A new survey reveals that nearly half of UK businesses have suffered financial losses due to extreme volatility in the British pound this year, prompting a significant shift toward more aggressive and longer-term currency hedging strategies.
Key Findings from MillTech's Report:
- Financial Impact: 48% of surveyed CFOs and treasurers reported losing money due to sharp swings in sterling's value.
- Hedging Adoption: The percentage of UK corporates hedging their currency exposure has risen for the third consecutive year, reaching 78% in 2025 (up from 76% in 2024).
- Future Intentions: Among firms not currently hedging, 68% are now considering it due to current market conditions.
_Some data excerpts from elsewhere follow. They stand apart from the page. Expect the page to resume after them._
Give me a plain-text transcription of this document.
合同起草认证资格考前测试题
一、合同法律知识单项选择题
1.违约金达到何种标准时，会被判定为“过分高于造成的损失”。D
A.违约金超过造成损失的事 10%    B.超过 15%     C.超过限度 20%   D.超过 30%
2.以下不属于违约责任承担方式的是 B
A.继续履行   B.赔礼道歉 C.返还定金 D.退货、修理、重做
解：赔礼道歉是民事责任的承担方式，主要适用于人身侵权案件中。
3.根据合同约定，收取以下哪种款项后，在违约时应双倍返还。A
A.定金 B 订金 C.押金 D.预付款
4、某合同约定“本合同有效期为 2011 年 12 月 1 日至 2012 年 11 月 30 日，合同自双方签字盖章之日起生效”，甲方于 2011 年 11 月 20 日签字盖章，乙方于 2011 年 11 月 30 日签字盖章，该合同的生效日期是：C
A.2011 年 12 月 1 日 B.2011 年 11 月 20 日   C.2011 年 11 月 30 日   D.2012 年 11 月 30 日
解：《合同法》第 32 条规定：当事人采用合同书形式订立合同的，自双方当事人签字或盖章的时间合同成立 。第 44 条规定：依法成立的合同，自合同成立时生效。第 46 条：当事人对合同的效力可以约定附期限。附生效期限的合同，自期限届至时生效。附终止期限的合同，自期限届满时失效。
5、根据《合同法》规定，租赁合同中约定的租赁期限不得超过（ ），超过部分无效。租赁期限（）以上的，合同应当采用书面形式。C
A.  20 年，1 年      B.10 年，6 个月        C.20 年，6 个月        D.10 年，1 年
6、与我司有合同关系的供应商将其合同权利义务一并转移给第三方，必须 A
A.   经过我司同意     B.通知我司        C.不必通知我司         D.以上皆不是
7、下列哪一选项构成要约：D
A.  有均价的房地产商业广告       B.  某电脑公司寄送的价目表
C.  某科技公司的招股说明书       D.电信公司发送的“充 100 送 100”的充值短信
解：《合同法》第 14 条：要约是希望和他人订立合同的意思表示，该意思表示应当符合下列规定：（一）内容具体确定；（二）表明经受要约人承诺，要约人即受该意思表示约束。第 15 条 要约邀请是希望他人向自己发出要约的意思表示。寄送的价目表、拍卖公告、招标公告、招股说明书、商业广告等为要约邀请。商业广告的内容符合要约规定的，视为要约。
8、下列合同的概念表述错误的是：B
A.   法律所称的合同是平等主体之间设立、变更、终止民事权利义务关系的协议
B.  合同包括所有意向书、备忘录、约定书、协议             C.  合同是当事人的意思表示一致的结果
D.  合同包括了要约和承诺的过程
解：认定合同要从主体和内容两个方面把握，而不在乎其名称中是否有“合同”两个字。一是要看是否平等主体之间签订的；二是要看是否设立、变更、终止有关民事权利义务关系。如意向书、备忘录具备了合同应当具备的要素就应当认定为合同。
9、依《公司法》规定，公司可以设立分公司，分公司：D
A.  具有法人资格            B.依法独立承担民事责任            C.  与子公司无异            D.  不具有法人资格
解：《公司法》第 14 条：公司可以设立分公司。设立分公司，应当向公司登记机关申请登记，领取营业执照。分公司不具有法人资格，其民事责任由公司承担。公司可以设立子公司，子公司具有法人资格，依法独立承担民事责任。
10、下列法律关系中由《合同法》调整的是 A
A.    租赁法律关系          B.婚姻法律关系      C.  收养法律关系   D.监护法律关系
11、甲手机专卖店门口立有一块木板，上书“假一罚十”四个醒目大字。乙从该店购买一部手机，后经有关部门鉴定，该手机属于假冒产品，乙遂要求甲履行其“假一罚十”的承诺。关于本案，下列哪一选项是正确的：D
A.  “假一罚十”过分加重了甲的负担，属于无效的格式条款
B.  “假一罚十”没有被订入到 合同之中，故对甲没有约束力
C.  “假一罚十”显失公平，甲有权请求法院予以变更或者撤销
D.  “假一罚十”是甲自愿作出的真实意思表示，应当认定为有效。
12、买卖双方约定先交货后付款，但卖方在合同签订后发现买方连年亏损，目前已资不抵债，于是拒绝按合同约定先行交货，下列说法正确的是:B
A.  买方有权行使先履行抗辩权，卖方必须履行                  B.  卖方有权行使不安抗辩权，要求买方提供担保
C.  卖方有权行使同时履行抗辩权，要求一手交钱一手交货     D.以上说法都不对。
- Hedge Ratio & Duration: The mean hedge ratio (percentage of FX exposure protected) has jumped to 53%, up from 45% in 2024. The average hedge duration remains elevated at 5.52 months, well above the 2023 average of 4.04 months.
Context: A Year of Extreme Volatility
Sterling has experienced its most volatile year since 2022, according to LSEG data. The currency soared to four-year highs above $1.37 in July against a weak U.S. dollar, only to retreat later on concerns over UK fiscal policy. This instability has been exacerbated by geopolitical uncertainty and unpredictable global trade relations under the Trump administration's "America First" agenda.
Executive Insight:
Eric Huttman, CEO of MillTech, characterized the shift in corporate mindset: “Most CFOs treat FX like a slow-dripping tap… But this year, that drip turned into a full-on leak, and many UK firms have been scrambling with towels and buckets.”
Why It Matters:
The data underscores a fundamental change in corporate risk management. Businesses are no longer viewing currency volatility as a mere nuisance but as a direct threat to profitability, leading them to lock in exchange rates for longer periods and cover a greater portion of their exposure. This trend is likely to persist as global economic and political uncertainty continues.